The obtained results show promising outcomes, indicating the potential for further exploration in this area. Notably, enhancements in accuracy could be achieved by incorporating additional parameters such as vertebral level or patient BMI. These details could offer valuable contextual cues for the method, aiding in a more precise estimation of the vertebral shape. To advance toward highly accurate, patient-specific outcomes, the introduced approach could be refined during the testing phase by including the patient’s CT scan data. This would provide precise information about the vertebra shapes, improving the performance of the US-based completion.

In clinical settings, highly accurate, patient-specific completions would enable integrating the method into the workflow of spine injection surgeries. An ultrasound-based navigation system that displays the complete vertebral anatomy can assist surgeons in needle placement. For instance, it could help identify the level of the currently visualized vertebra in ultrasound, a very challenging and error-prone task. However, the final injection site confirmation would still rely on the original ultrasound. To optimize this guidance system, it is important to explore suitable rendering techniques and devise an adequate real-time component for use in the operating room.

One current limitation of our work is the fact that it focuses on a single anatomy for shape completion. The ultrasound scan, which includes information about surrounding tissues, organs, and structures, is not fully utilized in the completion process. Incorporating this information could enhance the accuracy, providing cues about the size, pose, or even abnormalities of the vertebral bodies, a structure not often captured in an ultrasound scan. This concept could be gradually extended to other regions of the spine, then to all types of rigid anatomies. Subsequently, devising appropriate methods to model and handle even deformable anatomies would be a relevant research direction.

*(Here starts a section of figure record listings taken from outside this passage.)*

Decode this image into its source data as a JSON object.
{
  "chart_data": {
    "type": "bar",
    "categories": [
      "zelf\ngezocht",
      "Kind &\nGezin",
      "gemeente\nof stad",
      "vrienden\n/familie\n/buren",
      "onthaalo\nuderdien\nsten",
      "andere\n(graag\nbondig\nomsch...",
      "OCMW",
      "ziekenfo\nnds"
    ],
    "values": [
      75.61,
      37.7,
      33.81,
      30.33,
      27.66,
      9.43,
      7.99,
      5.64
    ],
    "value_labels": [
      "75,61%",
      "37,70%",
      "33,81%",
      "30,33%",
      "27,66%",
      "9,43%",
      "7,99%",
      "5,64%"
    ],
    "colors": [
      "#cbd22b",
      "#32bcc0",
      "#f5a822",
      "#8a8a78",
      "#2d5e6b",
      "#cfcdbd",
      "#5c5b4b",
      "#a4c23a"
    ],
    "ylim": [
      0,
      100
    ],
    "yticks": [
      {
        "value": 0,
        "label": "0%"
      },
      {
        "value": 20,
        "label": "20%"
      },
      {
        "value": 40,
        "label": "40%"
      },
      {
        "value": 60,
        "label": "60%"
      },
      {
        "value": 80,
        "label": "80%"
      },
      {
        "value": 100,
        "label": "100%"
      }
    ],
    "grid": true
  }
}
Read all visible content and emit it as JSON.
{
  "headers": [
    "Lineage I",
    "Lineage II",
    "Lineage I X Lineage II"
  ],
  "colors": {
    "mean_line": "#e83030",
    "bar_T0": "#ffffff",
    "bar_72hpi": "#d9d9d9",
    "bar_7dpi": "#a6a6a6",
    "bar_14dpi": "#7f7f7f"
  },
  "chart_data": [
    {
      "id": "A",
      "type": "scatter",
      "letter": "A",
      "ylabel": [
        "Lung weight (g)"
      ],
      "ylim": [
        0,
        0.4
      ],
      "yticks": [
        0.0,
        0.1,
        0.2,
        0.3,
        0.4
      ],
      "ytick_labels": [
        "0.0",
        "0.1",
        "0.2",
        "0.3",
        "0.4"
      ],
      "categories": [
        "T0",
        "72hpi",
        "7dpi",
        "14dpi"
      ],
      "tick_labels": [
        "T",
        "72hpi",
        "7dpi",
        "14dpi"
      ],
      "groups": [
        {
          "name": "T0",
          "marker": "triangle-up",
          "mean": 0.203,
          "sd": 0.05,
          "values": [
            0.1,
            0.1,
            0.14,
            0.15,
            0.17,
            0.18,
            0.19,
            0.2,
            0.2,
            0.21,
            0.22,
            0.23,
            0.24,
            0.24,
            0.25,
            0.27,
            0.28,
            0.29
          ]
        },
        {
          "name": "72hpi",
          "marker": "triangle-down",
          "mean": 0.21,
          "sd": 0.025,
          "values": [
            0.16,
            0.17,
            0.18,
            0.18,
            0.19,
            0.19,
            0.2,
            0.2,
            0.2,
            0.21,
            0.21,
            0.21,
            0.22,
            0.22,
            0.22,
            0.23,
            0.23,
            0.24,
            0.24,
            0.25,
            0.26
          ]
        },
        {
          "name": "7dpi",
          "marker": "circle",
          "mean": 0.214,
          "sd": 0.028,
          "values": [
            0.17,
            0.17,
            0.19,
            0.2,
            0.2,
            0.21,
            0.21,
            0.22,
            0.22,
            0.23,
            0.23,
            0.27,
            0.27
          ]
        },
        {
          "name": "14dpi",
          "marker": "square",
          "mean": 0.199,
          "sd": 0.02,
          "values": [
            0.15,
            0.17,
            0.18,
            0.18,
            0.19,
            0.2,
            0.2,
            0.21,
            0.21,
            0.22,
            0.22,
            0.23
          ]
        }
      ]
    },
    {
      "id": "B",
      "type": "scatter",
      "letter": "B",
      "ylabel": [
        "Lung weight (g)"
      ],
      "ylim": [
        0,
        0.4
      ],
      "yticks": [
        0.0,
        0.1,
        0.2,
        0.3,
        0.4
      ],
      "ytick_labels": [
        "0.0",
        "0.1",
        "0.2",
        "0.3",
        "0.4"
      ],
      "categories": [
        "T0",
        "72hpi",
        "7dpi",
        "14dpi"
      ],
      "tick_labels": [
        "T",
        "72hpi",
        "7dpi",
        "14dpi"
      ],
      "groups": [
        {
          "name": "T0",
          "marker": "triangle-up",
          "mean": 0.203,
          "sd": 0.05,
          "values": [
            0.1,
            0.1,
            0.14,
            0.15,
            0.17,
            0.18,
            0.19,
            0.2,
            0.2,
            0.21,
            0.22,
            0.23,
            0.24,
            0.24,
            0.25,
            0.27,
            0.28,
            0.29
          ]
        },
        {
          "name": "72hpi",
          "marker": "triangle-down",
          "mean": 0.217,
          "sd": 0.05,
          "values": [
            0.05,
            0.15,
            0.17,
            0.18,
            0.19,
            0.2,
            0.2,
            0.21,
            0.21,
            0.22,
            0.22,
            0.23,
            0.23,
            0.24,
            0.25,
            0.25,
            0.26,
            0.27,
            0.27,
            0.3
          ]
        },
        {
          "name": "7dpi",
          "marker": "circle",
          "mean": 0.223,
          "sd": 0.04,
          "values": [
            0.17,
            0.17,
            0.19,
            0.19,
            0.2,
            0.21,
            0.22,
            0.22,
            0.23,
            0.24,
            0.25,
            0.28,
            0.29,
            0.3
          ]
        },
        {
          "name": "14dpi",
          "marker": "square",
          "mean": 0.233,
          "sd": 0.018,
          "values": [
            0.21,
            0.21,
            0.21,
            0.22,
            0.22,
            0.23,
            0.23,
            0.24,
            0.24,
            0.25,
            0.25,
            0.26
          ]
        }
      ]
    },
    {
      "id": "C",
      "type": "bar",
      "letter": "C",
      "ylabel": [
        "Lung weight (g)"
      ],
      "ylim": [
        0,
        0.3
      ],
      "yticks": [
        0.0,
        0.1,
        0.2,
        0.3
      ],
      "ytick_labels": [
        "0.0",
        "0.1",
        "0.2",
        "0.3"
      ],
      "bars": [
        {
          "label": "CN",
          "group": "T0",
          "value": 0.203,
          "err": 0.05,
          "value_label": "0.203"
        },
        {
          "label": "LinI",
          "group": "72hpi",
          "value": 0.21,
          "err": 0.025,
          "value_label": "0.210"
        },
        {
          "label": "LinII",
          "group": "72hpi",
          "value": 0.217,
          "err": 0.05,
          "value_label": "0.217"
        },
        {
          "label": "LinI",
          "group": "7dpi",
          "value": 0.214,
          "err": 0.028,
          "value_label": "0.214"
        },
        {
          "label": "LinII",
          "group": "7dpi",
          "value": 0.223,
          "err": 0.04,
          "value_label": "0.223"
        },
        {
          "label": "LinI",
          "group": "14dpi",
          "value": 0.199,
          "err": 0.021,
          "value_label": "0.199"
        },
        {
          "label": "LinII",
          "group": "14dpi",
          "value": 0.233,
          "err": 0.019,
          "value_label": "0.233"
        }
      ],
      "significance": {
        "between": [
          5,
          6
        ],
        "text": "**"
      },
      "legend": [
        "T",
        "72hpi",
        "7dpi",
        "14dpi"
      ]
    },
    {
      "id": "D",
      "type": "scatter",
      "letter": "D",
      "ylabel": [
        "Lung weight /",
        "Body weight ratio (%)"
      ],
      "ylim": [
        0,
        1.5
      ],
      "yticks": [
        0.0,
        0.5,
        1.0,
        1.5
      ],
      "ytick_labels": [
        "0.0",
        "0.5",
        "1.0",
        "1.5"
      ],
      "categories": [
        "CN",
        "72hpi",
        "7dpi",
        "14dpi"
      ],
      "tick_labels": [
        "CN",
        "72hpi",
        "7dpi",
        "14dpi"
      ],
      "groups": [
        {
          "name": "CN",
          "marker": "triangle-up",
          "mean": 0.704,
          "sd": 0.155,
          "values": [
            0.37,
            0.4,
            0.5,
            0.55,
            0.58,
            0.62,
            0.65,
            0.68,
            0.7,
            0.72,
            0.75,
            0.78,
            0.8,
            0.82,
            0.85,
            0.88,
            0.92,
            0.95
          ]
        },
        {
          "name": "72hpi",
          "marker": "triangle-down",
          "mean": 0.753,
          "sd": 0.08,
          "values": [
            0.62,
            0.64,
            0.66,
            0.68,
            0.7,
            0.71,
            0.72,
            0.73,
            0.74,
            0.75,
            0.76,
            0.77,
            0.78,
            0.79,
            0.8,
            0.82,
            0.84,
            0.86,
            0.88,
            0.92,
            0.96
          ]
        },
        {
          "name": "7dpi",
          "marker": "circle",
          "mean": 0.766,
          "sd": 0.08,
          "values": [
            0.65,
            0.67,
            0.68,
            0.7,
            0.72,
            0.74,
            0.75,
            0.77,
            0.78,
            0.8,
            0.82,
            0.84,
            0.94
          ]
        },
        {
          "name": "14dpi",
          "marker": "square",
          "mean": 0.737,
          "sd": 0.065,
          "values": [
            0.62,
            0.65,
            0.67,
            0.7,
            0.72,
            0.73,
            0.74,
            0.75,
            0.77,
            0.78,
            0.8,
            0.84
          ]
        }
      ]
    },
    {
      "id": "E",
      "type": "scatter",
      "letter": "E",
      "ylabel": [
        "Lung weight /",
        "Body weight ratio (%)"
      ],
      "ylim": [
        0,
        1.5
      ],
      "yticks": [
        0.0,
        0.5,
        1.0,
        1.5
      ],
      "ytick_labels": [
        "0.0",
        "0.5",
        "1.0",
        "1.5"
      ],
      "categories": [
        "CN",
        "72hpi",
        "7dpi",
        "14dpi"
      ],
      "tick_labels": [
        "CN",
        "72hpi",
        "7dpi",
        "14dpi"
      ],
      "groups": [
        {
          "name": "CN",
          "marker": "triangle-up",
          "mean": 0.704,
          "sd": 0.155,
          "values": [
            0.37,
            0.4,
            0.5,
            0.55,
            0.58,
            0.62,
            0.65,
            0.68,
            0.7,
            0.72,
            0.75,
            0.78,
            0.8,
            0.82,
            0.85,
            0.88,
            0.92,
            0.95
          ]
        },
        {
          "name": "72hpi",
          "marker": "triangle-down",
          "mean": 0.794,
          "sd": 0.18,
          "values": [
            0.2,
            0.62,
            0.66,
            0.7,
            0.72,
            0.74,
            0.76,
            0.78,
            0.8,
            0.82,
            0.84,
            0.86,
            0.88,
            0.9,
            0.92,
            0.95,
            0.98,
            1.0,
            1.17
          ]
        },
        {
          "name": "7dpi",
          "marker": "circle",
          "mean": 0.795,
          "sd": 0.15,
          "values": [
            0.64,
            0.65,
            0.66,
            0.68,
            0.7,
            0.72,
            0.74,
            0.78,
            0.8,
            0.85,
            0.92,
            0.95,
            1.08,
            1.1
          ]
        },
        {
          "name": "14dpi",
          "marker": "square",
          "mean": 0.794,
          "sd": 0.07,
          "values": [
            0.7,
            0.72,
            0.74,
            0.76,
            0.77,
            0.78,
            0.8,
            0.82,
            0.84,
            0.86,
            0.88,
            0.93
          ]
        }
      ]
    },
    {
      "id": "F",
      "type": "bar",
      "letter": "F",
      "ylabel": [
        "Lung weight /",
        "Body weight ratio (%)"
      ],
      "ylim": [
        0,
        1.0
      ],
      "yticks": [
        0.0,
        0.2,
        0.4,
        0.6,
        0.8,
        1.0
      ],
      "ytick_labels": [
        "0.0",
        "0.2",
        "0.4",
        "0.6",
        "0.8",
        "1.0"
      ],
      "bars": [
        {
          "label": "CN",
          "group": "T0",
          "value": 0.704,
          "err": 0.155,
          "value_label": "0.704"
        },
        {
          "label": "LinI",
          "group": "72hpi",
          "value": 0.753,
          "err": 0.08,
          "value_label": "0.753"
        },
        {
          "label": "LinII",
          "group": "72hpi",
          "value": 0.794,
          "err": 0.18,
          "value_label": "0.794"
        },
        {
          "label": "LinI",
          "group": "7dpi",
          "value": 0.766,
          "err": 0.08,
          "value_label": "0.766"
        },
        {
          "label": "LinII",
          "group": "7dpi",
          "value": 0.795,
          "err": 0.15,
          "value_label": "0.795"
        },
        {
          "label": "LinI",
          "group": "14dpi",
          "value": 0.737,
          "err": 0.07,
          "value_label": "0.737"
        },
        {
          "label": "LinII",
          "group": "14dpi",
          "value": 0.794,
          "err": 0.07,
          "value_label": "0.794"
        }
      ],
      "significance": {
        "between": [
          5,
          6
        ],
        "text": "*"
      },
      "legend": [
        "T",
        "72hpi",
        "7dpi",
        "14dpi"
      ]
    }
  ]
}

The proposed method relies on certain reference structures, such as the spinous process, to be correctly segmented in US. This makes our method prone to errors if these structures are absent in the input PC or wrongly segmented. Furthermore, the scope of our study was limited by the size of our dataset. While our research successfully demonstrated a proof of concept, a more comprehensive evaluation of the proposed method’s capabilities necessitates a larger dataset, in particular paired US/CT patient data. A broader, large-scale study would provide a more thorough understanding of the method’s performance across diverse scenarios, such as pathologies, different US acquisition protocols or quality, and further validate its effectiveness.

In conclusion, the proposed method improves the interpretation of US images by enhancing the visualization of anatomical structures in US scans. Mimicking how clinicians envision 3D anatomy, it incorporates prior knowledge of the shape of the target structures, and considers the physics of US imaging. In clinical practice, this technology could facilitate experts to rapidly and intuitively gain better understanding of the anatomy without the need for additional imaging modalities. As an exemplary application, our method completes occluded vertebrae in US spine scans. We show that using synthetic 3D spinal views that consider the nature and artifacts of US imaging for training yields a model that provides consistent results on synthetic and clinical data. Notably, our approach maintains crucial anatomical landmarks in 3D completion, like the spinous process and the facet joints. Overall, this work shows a high potential for detailed lumbar vertebrae visualization and, ultimately, a path to explore toward the replacement of X-ray imaging for spine diagnosis and intervention.

Supplementary information An accompanying PDF file containing additional figures, comprehensive result visualizations, and detailed algorithm descriptions is available online alongside our main article.